Negative sampling strategies: what actually matters

Asked in: recsys, retrieval, and embedding-training interviews.

The L4 candidate samples random items as negatives. The L6 candidate explains why hard negatives dominate quality and how to mine them without breaking training.

Why negatives matter

In contrastive training (two-tower retrieval, embedding learning), the model sees one positive (the query and its true match) and N negatives per training example. The model learns to push positive scores up and negative scores down.
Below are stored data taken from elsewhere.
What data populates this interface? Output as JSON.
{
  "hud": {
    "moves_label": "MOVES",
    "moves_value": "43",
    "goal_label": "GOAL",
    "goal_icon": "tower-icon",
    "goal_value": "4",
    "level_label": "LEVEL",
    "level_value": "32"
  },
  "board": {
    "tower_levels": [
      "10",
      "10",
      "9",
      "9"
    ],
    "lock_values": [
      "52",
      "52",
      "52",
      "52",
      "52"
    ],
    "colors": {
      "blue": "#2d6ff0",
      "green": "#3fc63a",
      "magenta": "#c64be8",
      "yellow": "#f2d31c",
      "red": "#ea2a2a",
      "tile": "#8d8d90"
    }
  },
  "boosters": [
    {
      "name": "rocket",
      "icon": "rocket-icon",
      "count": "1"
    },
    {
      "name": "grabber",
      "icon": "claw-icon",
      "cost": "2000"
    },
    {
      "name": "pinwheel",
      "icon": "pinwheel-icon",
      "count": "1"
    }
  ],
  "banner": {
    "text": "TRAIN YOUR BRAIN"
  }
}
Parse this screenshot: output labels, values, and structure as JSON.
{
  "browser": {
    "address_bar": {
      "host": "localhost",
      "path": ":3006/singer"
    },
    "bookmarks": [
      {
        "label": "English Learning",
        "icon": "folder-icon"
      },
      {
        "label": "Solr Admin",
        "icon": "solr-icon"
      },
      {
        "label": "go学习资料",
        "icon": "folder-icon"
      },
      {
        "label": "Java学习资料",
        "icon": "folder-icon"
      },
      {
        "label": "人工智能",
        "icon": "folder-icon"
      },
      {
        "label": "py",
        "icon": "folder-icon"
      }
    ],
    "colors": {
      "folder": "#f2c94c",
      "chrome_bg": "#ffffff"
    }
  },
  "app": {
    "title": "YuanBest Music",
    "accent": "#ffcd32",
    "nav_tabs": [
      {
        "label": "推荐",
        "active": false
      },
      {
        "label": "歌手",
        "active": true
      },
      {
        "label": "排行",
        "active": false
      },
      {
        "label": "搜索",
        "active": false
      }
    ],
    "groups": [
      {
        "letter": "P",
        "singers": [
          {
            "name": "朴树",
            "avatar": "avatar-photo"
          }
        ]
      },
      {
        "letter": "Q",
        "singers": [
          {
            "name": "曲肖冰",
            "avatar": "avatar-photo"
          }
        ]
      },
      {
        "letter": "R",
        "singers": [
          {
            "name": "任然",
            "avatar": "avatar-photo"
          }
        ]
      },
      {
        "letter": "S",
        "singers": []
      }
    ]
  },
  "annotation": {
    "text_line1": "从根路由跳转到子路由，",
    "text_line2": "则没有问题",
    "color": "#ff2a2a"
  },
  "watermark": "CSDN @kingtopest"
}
The choice of negatives determines what the model learns to distinguish.

Random negatives are easy to push apart; the model trivially scores them low and learns little. Hard negatives, ones that look like positives but aren’t, force the model to learn fine-grained distinctions.
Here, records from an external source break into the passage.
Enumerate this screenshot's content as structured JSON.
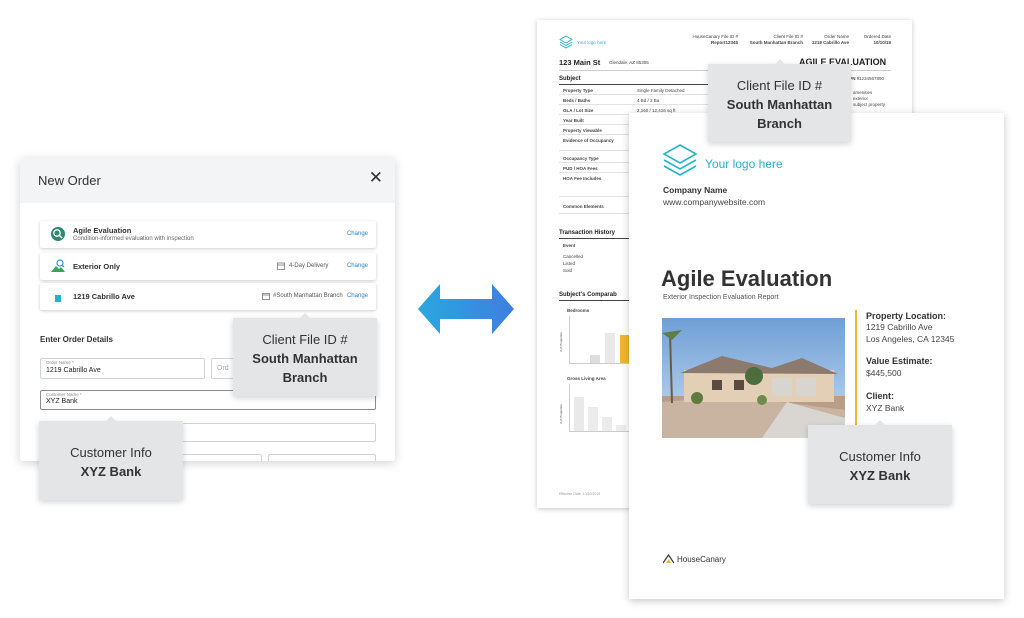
{
  "order_modal": {
    "title": "New Order",
    "close_glyph": "✕",
    "products": [
      {
        "name": "Agile Evaluation",
        "subtitle": "Condition-informed evaluation with inspection",
        "change": "Change",
        "icon": "evaluation-icon"
      },
      {
        "name": "Exterior Only",
        "delivery": "4-Day Delivery",
        "change": "Change",
        "icon": "exterior-icon"
      },
      {
        "name": "1219 Cabrillo Ave",
        "branch": "#South Manhattan Branch",
        "change": "Change",
        "icon": "house-icon"
      }
    ],
    "section_title": "Enter Order Details",
    "order_name_label": "Order Name *",
    "order_name_value": "1219 Cabrillo Ave",
    "order_field2_placeholder": "Ord",
    "customer_name_label": "Customer Name *",
    "customer_name_value": "XYZ Bank"
  },
  "tooltips": {
    "client_file_left": {
      "line1": "Client File ID #",
      "line2": "South Manhattan",
      "line3": "Branch"
    },
    "customer_info_left": {
      "line1": "Customer Info",
      "line2": "XYZ Bank"
    },
    "client_file_right": {
      "line1": "Client File ID #",
      "line2": "South Manhattan",
      "line3": "Branch"
    },
    "customer_info_right": {
      "line1": "Customer Info",
      "line2": "XYZ Bank"
    }
  },
  "back_report": {
    "logo_text": "Your logo here",
    "header_cols": [
      {
        "label": "HouseCanary File ID #",
        "value": "Report12345"
      },
      {
        "label": "Client File ID #",
        "value": "South Manhattan Branch"
      },
      {
        "label": "Order Name",
        "value": "1219 Cabrillo Ave"
      },
      {
        "label": "Ordered Date",
        "value": "10/10/19"
      }
    ],
    "address": "123 Main St",
    "city": "Glendale, AZ 85305",
    "heading": "AGILE EVALUATION",
    "apn_label": "APN #",
    "apn_value": "1234567890",
    "subject_title": "Subject",
    "subject_rows": [
      {
        "label": "Property Type",
        "value": "Single Family Detached"
      },
      {
        "label": "Beds / Baths",
        "value": "4 Bd / 3 Ba"
      },
      {
        "label": "GLA / Lot Size",
        "value": "2,160 / 12,416 sq ft"
      },
      {
        "label": "Year Built",
        "value": ""
      },
      {
        "label": "Property Viewable",
        "value": ""
      },
      {
        "label": "Evidence of Occupancy",
        "value": ""
      },
      {
        "label": "Occupancy Type",
        "value": ""
      },
      {
        "label": "PUD / HOA Fees",
        "value": ""
      },
      {
        "label": "HOA Fee Includes",
        "value": ""
      },
      {
        "label": "Common Elements",
        "value": ""
      }
    ],
    "side_notes": [
      "amenities",
      "exterior",
      "subject property"
    ],
    "transaction_title": "Transaction History",
    "transaction_header": "Event",
    "transaction_events": [
      "Cancelled",
      "Listed",
      "Sold"
    ],
    "comparables_title": "Subject's Comparab",
    "bedrooms_title": "Bedrooms",
    "gla_title": "Gross Living Area",
    "y_axis_label": "# of Properties",
    "footer_note": "Effective Date: 10/10/2019"
  },
  "front_report": {
    "logo_text": "Your logo here",
    "company_name": "Company Name",
    "company_website": "www.companywebsite.com",
    "title": "Agile Evaluation",
    "subtitle": "Exterior Inspection Evaluation Report",
    "property_location_label": "Property Location:",
    "property_location_line1": "1219 Cabrillo Ave",
    "property_location_line2": "Los Angeles, CA 12345",
    "value_estimate_label": "Value Estimate:",
    "value_estimate": "$445,500",
    "client_label": "Client:",
    "client_value": "XYZ Bank",
    "brand": "HouseCanary"
  },
  "colors": {
    "accent_teal": "#21b4c9",
    "arrow_blue": "#2e93da",
    "gold": "#f2b632",
    "link_blue": "#2f7fd1",
    "tooltip_bg": "#e4e5e6"
  }
}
What an L4 answer sounds like

“Sample random items from the corpus as negatives.”

Right baseline, missing the most important quality lever. You’ve trained one retrieval model, the textbook way.

What an L5 answer sounds like

“Several strategies, in order of typical effectiveness:

In-batch negatives: for each (query, positive) in a batch, treat all other positives in the batch as negatives. Free, parallelizable. Good baseline.
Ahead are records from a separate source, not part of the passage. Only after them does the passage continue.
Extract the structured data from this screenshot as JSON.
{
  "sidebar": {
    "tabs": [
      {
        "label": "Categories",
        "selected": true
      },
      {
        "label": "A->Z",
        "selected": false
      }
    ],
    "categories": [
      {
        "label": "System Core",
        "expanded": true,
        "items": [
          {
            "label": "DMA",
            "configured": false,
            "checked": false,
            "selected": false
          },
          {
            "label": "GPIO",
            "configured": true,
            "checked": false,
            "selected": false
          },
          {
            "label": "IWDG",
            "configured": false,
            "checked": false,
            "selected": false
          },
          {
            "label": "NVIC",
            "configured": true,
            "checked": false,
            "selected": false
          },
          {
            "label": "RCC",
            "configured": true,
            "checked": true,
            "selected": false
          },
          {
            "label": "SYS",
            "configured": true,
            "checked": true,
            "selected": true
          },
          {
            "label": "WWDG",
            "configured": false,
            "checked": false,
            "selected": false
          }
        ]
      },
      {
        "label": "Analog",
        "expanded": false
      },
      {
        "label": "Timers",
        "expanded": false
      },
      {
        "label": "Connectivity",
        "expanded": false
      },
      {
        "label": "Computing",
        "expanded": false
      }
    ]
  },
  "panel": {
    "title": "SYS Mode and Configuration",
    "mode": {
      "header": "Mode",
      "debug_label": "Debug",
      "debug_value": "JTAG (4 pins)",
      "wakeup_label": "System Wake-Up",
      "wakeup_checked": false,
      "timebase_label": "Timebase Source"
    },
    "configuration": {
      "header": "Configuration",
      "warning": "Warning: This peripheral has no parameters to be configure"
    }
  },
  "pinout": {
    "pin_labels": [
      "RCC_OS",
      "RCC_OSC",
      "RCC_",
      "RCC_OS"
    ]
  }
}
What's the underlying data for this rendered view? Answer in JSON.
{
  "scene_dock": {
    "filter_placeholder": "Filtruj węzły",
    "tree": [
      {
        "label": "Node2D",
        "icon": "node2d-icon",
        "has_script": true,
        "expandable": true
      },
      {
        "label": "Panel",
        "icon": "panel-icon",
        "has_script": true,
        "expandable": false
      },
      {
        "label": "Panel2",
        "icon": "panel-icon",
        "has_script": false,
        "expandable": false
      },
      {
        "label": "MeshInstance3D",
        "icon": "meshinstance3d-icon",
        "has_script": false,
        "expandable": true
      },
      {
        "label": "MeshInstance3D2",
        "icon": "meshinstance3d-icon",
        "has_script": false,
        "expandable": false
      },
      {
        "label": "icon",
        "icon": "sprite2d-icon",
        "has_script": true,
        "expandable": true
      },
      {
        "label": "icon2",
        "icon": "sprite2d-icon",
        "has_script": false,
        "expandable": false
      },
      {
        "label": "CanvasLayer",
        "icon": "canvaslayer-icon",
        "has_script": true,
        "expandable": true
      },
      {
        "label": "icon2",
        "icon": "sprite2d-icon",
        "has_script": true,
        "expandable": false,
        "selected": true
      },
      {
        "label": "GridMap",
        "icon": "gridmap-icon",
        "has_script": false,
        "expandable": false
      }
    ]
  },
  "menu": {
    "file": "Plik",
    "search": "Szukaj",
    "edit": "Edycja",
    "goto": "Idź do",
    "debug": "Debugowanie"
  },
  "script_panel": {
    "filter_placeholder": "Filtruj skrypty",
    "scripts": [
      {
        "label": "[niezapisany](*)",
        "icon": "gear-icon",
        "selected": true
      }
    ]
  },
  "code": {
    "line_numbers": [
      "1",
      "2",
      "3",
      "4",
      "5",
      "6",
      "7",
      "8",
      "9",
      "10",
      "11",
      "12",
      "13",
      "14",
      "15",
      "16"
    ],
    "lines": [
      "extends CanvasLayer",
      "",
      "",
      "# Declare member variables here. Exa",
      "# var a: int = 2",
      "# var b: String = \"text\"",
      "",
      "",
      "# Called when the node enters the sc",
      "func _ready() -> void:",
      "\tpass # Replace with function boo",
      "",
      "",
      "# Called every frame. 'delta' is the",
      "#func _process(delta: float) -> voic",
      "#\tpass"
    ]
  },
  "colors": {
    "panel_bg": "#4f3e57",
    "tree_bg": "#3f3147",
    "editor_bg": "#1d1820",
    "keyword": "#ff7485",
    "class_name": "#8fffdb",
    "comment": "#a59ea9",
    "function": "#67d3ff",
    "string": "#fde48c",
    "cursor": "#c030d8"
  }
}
Random negatives from corpus: sample uniformly. Cheap but easy; model learns coarse distinctions.

BM25-mined hard negatives: for each query, retrieve top-K candidates with BM25, treat non-relevant ones as hard negatives. They have lexical overlap but aren’t the answer; force the model to learn semantic precision.

Model-mined hard negatives: use the current model (or an earlier checkpoint) to retrieve candidates; non-positive top hits are hard negatives. Requires periodic re-mining as the model improves.

Curriculum: start with easy (random) negatives, progressively add harder ones.

The biggest single quality lever is moving from random to BM25-mined hard negatives. Subsequent gains from model-mined and curriculum are smaller.”

This is L5. Five strategies, ranked by impact.

What an L6 answer adds

“…practical things:

Too-hard negatives break training. If the negatives are actual positives that happen not to be labeled (false negatives), gradients pull the model in conflicting directions. Symptoms: training loss plateaus or diverges. Mitigation: filter mined negatives by label coverage, or use a margin loss that’s robust to label noise.

Negative count per positive matters. More negatives per positive (large batch contrastive, MoCo-style queue, large negative sample) consistently improves quality up to a saturation point. Engineering effort to enable larger negative pools (gradient accumulation, queue-based negatives) usually pays off.

Distillation from a stronger model into a two-tower can replace negative mining for some use cases. Train the two-tower to mimic a cross-encoder’s scores on (query, candidate) pairs. The cross-encoder implicitly handles the hard-negative problem.

For LLM embedding training, the modern recipe (E5, BGE, NV-Embed) uses a mix: in-batch negatives + hard mined negatives + a contrastive loss + sometimes a knowledge-distillation loss from a teacher cross-encoder. The exact weighting matters less than having all three sources.

Domain matters a lot. Code retrieval, legal retrieval, and conversational retrieval each have different ‘hard’ patterns. Mine domain-specific hard negatives; don’t expect general-purpose techniques to transfer cleanly.”

Tells that get you a strong-hire vote

You name at least four strategies and rank them by typical impact.
You bring up BM25-mined hard negatives as the highest-leverage step.
You mention false-negative leakage as the failure mode of aggressive mining.
You discuss distillation from cross-encoders as an alternative.
You acknowledge larger negative pools as a separate quality lever.

Tells that get you down-leveled

“Random negatives” with no further detail.
Suggesting in-batch negatives are the goal rather than the baseline.
No discussion of false-negative leakage.
No knowledge of curriculum or distillation.

Common follow-up

“How would you mine hard negatives without polluting your training set with false negatives?”

The L6 answer:

“Three patterns. (1) Mine candidates with the model, then filter out any candidate that has a known label (positive or negative) from the labeled set. (2) Use a stronger model (cross-encoder, larger LM) to score the mined candidates and exclude those scoring above a threshold (likely false negatives). (3) Use a margin loss (margin > 0 between positive and negative scores) that’s somewhat tolerant of weak negatives. In practice, (1) + (3) is the common recipe. (2) is heavier but worth it for high-stakes domains.”